Kolejny nietoperz spadł na nią i wbił szpony w jej ramię. Alea próbowała się pozbyć zakrzywionych pazurów kaleczących jej ciało. Lecz im bardziej się szarpała, tym bardziej szpony zagłębiały się w jej skórę. W przypływie wściekłości, trochę na oślep, machnęła ręką do góry. Widocznie trafiła nietoperza w głowę, gdyż ten puścił ją z piskiem.
„Muszę coś zrobić”.
Krzyki ludzi mieszały się w jej głowie z piskami zwierząt. Wszystko zdawało się kotłować i oddalać. Przywołała do siebie Saimana, skoncentrowała energię w sobie. Powoli zagłębiała ręce w ziemi.
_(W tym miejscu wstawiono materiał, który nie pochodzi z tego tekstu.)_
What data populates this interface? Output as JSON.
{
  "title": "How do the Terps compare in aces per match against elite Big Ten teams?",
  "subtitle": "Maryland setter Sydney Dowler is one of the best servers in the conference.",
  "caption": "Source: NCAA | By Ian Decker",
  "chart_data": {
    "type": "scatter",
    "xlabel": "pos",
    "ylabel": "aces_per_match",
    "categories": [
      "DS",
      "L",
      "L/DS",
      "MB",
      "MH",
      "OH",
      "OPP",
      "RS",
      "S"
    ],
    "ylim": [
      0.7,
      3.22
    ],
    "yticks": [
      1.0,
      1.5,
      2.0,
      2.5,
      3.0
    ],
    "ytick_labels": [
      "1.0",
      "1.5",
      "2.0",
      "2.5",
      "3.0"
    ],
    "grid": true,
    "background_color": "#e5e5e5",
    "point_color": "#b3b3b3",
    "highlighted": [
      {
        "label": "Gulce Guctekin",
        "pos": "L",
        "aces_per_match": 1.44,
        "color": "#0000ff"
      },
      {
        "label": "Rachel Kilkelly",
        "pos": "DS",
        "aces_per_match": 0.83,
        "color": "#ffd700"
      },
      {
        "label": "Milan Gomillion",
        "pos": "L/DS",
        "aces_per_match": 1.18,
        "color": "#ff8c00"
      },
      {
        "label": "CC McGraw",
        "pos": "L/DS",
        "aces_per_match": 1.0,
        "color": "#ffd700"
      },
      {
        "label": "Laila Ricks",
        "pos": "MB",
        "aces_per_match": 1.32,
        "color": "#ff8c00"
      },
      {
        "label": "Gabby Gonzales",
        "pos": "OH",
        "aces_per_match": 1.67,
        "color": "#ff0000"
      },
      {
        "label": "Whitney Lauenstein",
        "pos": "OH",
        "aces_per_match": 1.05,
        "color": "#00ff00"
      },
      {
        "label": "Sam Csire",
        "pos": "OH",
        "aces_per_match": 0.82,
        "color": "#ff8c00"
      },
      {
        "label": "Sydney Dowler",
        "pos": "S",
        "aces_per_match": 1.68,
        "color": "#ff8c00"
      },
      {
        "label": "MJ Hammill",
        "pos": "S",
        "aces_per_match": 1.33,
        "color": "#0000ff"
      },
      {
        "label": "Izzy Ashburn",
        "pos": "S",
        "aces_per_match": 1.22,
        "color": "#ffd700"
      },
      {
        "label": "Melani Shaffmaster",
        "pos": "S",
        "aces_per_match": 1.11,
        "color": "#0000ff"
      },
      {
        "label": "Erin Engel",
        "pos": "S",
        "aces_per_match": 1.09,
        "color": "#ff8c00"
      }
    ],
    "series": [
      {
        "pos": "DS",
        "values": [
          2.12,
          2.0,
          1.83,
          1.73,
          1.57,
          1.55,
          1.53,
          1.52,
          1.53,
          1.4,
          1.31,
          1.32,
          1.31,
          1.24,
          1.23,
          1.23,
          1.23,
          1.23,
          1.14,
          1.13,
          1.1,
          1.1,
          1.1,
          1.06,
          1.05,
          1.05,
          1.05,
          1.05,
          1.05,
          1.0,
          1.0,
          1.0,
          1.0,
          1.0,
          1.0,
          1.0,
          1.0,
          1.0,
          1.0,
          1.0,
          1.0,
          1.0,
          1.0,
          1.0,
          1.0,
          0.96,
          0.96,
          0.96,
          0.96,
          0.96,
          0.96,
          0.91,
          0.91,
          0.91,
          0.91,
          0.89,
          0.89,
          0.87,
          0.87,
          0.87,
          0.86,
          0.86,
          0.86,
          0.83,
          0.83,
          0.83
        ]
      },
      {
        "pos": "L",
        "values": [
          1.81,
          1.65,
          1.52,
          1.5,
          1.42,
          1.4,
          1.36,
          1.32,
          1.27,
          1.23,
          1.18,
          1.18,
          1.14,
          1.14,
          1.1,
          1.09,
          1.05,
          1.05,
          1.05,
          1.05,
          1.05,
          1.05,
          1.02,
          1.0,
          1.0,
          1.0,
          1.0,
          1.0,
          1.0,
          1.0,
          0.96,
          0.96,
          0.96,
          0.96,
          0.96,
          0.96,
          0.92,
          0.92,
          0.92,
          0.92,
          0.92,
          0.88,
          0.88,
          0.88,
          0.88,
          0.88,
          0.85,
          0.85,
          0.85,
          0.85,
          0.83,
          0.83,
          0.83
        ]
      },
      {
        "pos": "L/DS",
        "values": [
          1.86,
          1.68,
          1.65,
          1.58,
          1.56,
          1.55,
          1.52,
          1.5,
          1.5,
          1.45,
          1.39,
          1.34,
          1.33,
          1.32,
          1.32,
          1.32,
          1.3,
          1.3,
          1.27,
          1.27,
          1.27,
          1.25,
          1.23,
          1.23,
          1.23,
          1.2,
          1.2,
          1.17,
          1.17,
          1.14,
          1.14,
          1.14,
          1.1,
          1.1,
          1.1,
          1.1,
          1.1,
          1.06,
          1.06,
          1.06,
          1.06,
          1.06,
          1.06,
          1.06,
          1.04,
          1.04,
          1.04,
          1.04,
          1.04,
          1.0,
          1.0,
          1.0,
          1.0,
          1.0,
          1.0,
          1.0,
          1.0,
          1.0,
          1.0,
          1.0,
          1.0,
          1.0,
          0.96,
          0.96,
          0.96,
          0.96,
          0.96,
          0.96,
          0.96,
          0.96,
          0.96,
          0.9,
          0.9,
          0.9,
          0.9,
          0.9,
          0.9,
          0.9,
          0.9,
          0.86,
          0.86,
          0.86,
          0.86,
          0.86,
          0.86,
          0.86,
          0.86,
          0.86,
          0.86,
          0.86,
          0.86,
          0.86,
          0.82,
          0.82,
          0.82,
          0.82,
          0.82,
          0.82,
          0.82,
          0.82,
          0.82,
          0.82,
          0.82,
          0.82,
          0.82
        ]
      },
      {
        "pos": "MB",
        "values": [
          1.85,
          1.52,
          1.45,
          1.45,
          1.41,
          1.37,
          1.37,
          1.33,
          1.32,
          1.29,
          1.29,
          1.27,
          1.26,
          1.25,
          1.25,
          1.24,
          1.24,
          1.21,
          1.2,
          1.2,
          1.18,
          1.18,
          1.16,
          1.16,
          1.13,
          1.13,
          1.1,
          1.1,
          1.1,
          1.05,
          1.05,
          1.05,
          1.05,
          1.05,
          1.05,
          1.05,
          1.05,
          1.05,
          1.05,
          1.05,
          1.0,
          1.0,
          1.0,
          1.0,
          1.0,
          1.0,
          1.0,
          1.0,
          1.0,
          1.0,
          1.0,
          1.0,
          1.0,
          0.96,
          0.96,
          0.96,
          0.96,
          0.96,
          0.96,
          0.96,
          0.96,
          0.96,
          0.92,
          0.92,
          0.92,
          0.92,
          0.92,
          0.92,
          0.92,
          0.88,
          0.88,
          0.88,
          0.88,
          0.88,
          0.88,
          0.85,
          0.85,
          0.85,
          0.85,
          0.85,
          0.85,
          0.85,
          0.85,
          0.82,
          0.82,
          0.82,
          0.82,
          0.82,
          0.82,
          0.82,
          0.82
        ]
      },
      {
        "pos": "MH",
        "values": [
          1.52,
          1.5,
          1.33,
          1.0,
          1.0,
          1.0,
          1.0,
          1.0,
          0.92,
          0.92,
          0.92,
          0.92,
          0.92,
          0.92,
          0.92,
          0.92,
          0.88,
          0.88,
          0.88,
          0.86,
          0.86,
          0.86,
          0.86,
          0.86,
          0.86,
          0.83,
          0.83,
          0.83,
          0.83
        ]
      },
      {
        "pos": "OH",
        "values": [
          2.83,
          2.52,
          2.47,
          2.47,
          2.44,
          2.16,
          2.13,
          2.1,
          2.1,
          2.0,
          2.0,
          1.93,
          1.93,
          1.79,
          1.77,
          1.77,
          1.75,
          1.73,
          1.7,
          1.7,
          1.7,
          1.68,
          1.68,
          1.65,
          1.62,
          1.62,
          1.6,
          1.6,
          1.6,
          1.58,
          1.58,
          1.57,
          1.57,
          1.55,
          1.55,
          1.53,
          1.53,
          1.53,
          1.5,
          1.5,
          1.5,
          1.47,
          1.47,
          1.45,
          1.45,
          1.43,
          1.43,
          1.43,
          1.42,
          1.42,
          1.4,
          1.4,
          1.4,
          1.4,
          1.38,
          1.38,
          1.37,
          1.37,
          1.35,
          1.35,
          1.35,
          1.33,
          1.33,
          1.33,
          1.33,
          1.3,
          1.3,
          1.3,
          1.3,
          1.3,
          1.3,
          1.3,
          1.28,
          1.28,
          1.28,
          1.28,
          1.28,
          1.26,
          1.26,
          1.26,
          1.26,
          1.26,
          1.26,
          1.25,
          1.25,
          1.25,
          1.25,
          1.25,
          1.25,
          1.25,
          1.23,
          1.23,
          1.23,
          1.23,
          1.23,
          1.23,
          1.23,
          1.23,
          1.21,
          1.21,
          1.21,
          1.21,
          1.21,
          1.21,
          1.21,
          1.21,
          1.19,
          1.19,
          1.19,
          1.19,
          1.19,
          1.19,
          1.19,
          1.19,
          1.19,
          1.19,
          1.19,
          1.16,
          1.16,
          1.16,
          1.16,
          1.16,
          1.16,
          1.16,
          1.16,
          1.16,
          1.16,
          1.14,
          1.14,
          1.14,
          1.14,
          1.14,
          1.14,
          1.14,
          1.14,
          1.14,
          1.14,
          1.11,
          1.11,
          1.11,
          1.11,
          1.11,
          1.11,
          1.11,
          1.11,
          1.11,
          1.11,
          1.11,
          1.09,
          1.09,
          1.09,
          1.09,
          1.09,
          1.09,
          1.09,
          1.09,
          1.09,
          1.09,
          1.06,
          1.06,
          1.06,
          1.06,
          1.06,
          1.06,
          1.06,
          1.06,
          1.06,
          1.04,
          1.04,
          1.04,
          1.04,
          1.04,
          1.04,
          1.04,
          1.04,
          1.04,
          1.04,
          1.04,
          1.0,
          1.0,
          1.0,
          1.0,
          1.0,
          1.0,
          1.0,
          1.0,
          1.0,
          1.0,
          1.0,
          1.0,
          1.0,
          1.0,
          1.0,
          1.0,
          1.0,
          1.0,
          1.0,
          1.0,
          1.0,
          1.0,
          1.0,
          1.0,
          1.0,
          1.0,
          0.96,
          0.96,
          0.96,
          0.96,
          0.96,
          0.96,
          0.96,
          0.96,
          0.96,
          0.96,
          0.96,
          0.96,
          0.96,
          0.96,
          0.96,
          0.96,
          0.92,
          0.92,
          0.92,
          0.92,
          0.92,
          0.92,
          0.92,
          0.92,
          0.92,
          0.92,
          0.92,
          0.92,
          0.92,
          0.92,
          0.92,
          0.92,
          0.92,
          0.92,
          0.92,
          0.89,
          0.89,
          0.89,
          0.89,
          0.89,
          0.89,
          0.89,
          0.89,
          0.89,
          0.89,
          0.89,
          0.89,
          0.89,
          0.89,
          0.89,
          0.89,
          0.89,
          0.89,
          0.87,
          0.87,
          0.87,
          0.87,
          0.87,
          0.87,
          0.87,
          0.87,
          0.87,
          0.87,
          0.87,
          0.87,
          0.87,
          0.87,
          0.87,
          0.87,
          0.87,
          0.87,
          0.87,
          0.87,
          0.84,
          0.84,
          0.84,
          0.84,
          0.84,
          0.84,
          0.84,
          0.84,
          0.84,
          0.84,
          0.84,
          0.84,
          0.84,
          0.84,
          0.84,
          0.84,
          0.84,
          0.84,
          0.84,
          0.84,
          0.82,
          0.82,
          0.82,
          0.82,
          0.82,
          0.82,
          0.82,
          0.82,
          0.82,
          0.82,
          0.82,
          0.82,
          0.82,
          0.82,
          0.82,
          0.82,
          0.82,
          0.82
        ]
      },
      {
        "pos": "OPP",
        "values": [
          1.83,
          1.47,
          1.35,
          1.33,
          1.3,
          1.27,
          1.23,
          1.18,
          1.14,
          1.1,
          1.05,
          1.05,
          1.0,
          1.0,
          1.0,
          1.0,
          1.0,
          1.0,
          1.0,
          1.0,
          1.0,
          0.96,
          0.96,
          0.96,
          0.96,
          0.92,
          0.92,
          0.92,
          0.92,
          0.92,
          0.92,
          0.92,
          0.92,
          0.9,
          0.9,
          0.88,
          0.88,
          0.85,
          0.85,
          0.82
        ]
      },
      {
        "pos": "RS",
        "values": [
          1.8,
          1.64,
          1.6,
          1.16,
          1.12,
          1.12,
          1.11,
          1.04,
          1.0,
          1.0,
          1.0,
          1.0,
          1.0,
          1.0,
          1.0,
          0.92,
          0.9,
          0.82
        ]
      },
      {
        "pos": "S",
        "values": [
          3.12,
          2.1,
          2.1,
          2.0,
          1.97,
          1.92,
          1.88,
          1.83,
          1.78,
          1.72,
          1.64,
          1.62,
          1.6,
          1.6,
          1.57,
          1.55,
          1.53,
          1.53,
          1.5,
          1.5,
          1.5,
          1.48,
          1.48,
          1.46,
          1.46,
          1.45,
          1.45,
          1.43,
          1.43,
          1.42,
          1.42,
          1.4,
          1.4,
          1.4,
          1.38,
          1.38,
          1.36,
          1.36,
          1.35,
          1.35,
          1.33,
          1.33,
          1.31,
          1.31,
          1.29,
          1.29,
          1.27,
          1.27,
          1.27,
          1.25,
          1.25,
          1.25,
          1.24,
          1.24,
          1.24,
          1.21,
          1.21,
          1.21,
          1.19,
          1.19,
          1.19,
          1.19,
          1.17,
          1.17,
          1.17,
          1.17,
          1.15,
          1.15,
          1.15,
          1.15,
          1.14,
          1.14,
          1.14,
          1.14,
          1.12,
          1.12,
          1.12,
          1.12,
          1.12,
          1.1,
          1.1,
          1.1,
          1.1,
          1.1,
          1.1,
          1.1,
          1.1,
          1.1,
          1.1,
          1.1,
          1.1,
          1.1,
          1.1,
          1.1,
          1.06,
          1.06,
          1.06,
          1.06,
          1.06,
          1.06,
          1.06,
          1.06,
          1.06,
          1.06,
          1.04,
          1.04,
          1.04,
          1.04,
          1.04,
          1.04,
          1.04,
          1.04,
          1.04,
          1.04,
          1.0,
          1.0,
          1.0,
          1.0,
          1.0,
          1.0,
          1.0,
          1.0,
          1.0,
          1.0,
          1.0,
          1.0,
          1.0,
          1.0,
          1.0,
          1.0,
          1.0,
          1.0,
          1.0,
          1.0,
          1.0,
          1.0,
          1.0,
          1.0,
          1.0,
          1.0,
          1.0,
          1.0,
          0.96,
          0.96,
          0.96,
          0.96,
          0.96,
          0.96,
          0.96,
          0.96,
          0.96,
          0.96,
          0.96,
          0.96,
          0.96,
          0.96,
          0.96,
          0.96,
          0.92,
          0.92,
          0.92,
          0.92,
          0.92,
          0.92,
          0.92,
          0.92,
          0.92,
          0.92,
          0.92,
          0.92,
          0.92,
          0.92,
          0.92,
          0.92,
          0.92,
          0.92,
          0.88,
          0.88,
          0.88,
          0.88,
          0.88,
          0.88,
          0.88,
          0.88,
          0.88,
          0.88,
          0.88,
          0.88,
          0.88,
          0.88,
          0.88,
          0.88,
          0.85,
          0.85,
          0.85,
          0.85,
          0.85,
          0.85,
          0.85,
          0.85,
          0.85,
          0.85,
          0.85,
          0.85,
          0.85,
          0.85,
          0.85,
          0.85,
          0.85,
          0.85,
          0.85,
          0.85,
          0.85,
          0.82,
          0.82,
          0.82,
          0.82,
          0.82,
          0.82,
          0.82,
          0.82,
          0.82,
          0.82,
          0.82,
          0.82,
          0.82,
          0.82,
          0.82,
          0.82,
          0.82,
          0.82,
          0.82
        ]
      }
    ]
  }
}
„Jestem Córką Ziemi. Jesteśmy jednością. Ona i ja. Muszę odnaleźć siłę”.
Saiman osiągnął swą największą moc i zaczął palić jej żyły.
„Jestem przeszłością”.
Energia wzrastała w jej ciele, przenikała jej organy niczym fala płomieni. Z zamkniętymi oczami próbowała powstrzymać jeszcze tę moc, gotową, by eksplodować.
„Jestem smokiem”.
Poczuła Saimana, który podszedł jej do gardła. Alea podniosła się gwałtownie. I nagle otworzyła usta, i wyciągnęła głowę w stronę nietoperzy. Saiman zmienił się w pożar. Z jej gardła wydostały się wielkie języki ognia. Alea wrzasnęła, a płomienie wybuchały niczym świetliste okrzyki. Jak smok ziejący ogniem skierowała całą swą energię przed siebie, by spalić bestie, które w końcu zaczęły się wycofywać. Ich wielkie skrzydła zajęły się ogniem, później zaczęły płonąć też ich ciała. Niektóre uciekały z wrzaskiem, inne spadały na ziemię i dopalały się, wstrząsane ostatnimi drgawkami. To było jak przerażający pokaz szalonych cyrkowców. Alea wypluwała z siebie kolejne fale wysokich płomieni. Ściany jaskini rozświetlały się przy każdej kolejnej eksplozji. Ciała nietoperzy rozpadały się na rozżarzone kawałki.
Kiedy Alea wyczerpała już ostatki energii, upadła nieprzytomna na ziemię.
Lecz potworne nietoperze już dawno uciekły albo spłonęły. Ziemia w korytarzu usłana była ich spalonymi truchłami, a pośród nich, to tu, to tam, leżały też ciała kilku Tuathannów, którzy do końca dzielnie walczyli z bestiami.